Aslen Fransalı olan ve uzun yıllar İngiltere, İspanya gibi farklı ülkelerde yaşadığını söyleyen Audrey P., “Fransa’da iken Farsça öğreniyor, doğu felsefelerini merak ediyordum. Bu merak beni Türkiye’ye getirdi.  Çocukken müzikten nefret ederdim. Fransız okullarında bize zorla flüt öğretirlerdi. Utangaç bir çocuktum, Sınıfın önünde flüt çalmak bana ölüm gibi gelirdi. Kendi kendime söz verdim okul bitince değil enstrüman çalmak, enstrüman bile görmek istemiyorum dedim. Daha sonra İspanya’da yaşarken bir Flamenko konserine gittim. Müzikten çok etkilendim, müzikle yeniden barıştım” diye konuştu.

“MEVLEVİ AYİNLERİNİ SEVİYORUM”

İlk çaldığı enstrümanın ney olduğunu belirten ve Türk müziğine olan sevgisinden bahseden Audrey, “Kültür bakanlığının icralarını ve en çok da Mevlevi ayinlerini seviyorum.

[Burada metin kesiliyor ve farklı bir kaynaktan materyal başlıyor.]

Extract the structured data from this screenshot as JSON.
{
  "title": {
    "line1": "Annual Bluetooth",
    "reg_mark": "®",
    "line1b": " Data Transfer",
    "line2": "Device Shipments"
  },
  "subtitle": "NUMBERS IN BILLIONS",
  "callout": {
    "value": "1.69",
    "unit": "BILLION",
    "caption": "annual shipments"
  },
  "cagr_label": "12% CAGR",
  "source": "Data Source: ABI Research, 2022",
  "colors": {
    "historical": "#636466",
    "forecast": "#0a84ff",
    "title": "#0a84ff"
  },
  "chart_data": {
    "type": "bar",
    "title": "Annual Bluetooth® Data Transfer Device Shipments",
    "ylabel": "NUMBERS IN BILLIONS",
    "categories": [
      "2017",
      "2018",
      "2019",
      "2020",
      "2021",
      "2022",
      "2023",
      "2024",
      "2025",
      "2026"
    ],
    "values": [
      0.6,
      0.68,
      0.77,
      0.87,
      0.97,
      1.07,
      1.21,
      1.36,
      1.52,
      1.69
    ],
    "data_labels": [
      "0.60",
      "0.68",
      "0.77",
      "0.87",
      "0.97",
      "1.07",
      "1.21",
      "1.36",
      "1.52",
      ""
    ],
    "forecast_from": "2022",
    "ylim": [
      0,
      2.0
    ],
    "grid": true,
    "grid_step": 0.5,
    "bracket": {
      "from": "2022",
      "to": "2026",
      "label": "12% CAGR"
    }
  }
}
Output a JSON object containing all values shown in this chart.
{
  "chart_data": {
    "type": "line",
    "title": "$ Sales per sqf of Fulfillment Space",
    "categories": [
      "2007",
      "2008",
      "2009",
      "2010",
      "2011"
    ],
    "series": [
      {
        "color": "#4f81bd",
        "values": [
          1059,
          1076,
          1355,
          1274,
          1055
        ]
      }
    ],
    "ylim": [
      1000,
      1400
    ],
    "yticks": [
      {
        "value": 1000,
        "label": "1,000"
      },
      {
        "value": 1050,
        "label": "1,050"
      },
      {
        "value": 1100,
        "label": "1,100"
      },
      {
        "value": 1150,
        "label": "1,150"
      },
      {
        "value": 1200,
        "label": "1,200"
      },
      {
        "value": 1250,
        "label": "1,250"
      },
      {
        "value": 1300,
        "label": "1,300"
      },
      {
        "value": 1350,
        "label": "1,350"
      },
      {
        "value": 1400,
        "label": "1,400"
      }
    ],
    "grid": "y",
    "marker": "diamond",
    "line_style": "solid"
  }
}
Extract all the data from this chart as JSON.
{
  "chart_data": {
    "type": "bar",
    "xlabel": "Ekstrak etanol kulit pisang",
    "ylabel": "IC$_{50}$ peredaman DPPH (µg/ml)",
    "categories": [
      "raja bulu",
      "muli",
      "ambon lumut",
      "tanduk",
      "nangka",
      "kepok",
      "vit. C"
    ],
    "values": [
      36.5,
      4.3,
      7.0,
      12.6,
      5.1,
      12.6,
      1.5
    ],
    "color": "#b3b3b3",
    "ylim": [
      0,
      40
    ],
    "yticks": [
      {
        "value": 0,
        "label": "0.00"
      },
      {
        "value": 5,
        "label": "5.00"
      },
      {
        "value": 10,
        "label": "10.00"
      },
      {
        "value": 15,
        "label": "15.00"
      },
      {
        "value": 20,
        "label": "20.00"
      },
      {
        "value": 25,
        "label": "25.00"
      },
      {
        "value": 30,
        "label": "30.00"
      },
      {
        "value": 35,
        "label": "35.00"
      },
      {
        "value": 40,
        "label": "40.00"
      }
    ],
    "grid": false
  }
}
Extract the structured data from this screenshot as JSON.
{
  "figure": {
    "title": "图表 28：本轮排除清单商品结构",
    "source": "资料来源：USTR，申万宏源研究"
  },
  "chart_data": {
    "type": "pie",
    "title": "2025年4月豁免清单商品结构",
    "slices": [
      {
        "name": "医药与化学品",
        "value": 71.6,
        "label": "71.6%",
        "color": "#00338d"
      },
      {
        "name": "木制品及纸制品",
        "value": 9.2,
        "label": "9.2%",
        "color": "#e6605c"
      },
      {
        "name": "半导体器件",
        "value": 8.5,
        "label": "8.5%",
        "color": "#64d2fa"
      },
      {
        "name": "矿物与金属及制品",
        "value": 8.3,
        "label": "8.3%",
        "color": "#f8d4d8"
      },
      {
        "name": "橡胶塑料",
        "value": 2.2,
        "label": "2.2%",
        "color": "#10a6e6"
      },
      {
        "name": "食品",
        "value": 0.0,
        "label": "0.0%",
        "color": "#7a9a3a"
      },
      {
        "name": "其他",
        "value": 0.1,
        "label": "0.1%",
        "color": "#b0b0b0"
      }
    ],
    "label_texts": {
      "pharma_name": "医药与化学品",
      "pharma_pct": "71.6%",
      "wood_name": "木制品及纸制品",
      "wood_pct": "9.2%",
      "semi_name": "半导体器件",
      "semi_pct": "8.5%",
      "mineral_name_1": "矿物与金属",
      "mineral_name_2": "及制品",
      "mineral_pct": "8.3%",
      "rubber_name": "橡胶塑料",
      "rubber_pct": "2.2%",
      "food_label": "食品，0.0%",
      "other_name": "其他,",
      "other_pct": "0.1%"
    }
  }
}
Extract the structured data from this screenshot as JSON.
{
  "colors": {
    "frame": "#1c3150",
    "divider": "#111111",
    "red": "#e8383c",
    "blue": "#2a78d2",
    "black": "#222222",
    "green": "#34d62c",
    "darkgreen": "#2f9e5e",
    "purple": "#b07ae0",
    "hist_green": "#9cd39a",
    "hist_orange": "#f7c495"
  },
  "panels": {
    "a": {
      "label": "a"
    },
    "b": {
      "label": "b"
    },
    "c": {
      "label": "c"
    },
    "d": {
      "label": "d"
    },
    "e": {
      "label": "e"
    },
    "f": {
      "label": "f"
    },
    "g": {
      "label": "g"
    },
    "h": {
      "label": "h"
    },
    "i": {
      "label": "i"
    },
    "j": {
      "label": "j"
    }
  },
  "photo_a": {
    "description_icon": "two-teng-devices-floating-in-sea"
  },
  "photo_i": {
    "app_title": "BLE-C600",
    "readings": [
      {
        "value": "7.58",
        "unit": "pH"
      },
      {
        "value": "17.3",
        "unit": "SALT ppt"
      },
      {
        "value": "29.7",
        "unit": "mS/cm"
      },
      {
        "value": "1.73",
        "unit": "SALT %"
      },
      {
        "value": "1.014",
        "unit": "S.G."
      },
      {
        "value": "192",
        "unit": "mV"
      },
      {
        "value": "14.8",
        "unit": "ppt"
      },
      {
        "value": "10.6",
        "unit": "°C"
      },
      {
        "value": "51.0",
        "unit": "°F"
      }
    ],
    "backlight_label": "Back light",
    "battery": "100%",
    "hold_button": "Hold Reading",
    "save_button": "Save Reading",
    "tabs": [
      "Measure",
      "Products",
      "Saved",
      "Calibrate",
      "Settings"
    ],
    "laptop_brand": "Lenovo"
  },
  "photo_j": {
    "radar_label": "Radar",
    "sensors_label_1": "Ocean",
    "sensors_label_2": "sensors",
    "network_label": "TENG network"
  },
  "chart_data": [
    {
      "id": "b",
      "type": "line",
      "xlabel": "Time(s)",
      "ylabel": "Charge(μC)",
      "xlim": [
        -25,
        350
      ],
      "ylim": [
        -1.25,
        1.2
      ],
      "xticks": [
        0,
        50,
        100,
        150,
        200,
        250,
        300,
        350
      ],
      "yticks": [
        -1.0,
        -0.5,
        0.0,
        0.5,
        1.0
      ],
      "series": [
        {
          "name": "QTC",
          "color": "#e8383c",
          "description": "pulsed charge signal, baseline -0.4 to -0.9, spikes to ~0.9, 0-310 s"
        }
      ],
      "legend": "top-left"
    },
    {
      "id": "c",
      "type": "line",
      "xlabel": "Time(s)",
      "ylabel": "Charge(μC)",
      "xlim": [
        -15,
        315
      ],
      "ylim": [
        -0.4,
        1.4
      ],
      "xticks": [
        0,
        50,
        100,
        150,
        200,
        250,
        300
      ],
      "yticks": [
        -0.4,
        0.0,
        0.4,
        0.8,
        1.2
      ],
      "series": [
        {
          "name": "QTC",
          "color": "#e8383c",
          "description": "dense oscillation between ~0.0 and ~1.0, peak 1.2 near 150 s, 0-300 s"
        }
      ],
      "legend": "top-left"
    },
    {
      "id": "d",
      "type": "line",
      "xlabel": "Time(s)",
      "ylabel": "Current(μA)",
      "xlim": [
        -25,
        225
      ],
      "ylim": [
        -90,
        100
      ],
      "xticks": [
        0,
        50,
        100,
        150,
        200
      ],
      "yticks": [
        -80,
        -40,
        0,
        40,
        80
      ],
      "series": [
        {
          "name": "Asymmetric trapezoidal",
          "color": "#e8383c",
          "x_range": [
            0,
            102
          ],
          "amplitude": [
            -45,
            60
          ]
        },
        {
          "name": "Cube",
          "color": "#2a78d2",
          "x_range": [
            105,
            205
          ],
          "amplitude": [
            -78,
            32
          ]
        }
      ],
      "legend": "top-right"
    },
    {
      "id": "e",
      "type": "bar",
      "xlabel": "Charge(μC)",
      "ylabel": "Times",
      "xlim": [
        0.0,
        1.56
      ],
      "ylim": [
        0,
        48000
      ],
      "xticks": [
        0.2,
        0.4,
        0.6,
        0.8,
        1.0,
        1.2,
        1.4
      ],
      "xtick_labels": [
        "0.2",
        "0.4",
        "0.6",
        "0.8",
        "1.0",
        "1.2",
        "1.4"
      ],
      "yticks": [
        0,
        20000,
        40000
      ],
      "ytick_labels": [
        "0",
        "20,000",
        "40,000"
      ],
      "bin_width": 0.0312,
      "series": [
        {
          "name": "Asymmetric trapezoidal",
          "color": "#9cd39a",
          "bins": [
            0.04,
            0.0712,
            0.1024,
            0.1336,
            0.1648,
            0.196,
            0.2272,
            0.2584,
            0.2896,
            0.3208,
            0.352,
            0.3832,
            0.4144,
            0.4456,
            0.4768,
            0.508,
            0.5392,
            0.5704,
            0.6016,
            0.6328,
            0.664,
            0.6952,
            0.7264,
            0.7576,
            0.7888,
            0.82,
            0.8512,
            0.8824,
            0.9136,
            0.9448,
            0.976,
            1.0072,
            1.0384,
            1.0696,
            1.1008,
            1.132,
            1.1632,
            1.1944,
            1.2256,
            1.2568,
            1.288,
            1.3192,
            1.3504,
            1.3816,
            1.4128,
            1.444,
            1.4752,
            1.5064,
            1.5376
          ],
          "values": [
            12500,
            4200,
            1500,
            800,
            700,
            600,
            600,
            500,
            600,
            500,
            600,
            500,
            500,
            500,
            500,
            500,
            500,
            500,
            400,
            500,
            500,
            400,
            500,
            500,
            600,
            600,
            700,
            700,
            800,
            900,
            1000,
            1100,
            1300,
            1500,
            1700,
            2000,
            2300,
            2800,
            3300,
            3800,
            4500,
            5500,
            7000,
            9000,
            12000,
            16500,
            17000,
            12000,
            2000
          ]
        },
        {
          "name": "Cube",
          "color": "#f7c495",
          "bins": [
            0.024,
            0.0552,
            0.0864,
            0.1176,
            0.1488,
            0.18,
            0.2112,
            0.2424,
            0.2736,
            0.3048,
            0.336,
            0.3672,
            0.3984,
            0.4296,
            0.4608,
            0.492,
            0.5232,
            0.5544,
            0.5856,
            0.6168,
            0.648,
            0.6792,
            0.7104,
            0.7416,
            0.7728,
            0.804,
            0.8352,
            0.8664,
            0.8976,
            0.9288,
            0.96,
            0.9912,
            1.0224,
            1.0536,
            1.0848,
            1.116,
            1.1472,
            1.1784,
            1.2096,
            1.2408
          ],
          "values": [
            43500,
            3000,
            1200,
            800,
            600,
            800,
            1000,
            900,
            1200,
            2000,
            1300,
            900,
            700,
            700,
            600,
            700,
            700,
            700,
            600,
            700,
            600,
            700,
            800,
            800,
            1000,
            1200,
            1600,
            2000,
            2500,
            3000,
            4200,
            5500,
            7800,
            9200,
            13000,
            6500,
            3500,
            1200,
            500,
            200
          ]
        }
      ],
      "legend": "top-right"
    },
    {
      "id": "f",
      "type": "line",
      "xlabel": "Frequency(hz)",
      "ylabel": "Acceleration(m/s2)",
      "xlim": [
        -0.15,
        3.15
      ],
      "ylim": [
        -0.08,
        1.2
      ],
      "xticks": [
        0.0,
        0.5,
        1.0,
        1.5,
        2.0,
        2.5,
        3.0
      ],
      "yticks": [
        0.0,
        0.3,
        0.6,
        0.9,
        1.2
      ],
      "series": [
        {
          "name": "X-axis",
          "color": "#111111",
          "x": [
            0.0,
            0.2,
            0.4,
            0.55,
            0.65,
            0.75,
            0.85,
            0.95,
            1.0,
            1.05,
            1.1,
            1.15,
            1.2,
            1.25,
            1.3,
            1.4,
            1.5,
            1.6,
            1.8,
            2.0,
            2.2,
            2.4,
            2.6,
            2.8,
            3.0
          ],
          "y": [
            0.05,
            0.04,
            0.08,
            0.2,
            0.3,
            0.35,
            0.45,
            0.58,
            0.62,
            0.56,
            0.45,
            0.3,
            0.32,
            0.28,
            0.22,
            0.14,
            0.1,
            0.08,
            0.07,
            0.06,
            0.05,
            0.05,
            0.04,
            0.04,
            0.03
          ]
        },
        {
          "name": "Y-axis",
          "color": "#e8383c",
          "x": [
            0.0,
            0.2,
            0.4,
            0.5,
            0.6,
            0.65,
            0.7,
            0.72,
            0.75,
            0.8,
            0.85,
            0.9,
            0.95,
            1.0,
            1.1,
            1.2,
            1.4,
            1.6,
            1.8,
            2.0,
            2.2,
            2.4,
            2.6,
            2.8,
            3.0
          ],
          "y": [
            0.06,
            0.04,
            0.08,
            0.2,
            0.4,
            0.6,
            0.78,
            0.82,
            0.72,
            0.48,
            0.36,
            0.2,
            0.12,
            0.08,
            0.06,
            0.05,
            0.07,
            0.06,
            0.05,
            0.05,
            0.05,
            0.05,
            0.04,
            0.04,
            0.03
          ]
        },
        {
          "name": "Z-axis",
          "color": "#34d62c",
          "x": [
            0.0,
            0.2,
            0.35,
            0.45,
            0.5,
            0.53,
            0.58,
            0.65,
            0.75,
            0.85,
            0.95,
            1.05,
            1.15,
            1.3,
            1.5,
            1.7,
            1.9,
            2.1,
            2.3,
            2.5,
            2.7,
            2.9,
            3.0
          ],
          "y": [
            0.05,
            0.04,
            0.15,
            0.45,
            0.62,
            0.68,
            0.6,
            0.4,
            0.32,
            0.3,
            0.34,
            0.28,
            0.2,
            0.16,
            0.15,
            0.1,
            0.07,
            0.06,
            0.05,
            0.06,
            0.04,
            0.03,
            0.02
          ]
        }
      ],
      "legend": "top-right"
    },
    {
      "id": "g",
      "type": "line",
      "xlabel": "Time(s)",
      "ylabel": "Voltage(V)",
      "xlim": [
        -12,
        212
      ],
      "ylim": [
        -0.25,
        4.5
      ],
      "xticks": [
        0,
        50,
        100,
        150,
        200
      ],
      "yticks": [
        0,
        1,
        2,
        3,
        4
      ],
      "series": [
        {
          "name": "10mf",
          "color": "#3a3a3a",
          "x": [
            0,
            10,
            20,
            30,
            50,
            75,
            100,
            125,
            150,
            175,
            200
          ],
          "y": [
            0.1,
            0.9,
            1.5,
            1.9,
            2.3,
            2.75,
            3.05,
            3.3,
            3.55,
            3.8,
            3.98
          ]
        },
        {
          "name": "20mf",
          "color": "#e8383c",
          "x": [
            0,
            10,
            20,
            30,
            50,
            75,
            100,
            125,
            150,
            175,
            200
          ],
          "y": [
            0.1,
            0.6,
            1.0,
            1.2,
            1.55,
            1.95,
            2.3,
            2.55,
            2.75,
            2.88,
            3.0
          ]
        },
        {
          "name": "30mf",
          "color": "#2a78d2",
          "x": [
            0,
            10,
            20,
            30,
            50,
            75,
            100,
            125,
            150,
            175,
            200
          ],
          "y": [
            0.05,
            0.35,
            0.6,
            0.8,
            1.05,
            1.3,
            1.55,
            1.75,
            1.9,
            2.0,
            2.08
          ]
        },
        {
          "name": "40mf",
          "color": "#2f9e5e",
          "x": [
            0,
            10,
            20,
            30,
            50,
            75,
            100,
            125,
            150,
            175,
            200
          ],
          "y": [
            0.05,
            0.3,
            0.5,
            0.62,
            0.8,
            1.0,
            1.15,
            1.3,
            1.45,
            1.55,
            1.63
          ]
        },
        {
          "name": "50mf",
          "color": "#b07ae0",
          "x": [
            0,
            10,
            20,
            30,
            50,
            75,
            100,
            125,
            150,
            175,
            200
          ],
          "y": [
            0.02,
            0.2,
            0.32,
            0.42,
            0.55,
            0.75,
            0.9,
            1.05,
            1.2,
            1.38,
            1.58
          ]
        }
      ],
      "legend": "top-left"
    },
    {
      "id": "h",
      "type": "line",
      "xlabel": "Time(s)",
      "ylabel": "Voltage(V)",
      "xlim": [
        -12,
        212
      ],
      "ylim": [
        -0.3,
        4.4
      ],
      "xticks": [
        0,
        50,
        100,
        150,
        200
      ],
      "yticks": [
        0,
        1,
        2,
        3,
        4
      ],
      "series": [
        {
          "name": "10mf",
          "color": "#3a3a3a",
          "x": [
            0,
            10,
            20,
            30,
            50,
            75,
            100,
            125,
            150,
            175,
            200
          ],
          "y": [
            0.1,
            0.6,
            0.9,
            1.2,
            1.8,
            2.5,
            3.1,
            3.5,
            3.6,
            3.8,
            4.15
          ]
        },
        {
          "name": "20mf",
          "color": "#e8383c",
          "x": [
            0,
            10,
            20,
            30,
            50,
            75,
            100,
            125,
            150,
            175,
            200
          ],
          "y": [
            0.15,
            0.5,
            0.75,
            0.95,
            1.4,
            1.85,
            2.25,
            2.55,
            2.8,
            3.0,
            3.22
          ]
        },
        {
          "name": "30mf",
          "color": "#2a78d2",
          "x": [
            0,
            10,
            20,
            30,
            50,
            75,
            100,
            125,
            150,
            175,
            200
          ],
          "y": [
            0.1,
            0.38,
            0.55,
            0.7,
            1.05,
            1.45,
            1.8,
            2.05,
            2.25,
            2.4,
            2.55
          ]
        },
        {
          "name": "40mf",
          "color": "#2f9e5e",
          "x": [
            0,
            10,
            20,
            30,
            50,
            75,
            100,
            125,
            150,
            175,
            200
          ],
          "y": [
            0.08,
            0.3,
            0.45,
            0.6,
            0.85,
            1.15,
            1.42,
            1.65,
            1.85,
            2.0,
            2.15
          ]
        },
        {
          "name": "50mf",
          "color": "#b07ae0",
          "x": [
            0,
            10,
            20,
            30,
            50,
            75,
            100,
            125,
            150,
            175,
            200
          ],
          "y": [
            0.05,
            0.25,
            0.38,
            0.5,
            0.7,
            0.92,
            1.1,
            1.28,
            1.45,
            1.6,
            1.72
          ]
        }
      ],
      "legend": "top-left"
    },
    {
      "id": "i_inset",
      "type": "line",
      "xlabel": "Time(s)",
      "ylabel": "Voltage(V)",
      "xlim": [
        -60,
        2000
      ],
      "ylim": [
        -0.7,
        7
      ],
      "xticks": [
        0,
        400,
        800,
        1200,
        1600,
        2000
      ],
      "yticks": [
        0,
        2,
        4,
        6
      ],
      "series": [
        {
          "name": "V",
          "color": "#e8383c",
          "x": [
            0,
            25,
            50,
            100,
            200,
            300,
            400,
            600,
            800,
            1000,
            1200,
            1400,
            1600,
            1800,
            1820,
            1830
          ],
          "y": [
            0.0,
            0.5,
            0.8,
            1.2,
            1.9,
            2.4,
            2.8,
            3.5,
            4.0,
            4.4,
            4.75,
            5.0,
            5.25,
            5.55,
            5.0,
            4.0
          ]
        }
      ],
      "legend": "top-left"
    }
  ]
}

Türk Klasik Musikisini sevmemi de Mevlevi ayinlerine borçluyum. İstanbul’da Yeni Kapı Mevlevihane’sinde birçok Mevlevi ayini dinledim. Beni derinden etkiledi ve hala da onları dinliyorum. Ney’e başlamamın nedeni Mevlevi ayinleridir” şeklinde konuştu.     

“NEFES YÜREKTEN GELİYOR İSE ZOR DEĞİL”

Farklı enstrüman öğrenmek istediğini söyleyen Audrey, “İran neyini de merak ediyorum. Onların sisteminin farklı olduğunu biliyorum. Ama yine de seviyorum belki ileri de ud da öğrenirim” diye konuştu.  Ayrıca Ney’in zorluğundan ve çalışma azminden bahseden Audrey, “Biraz felsefi bir cevap olacak ama eğer nefes yüreğinizden geliyor ise Ney zor bir alet değil.  Ben zorlanmıyorum. Ney sazını çok seviyor, günde iki saat çalışıyorum. Disiplin ve sevgi birleşince hiçbir şey zor değildir” dedi.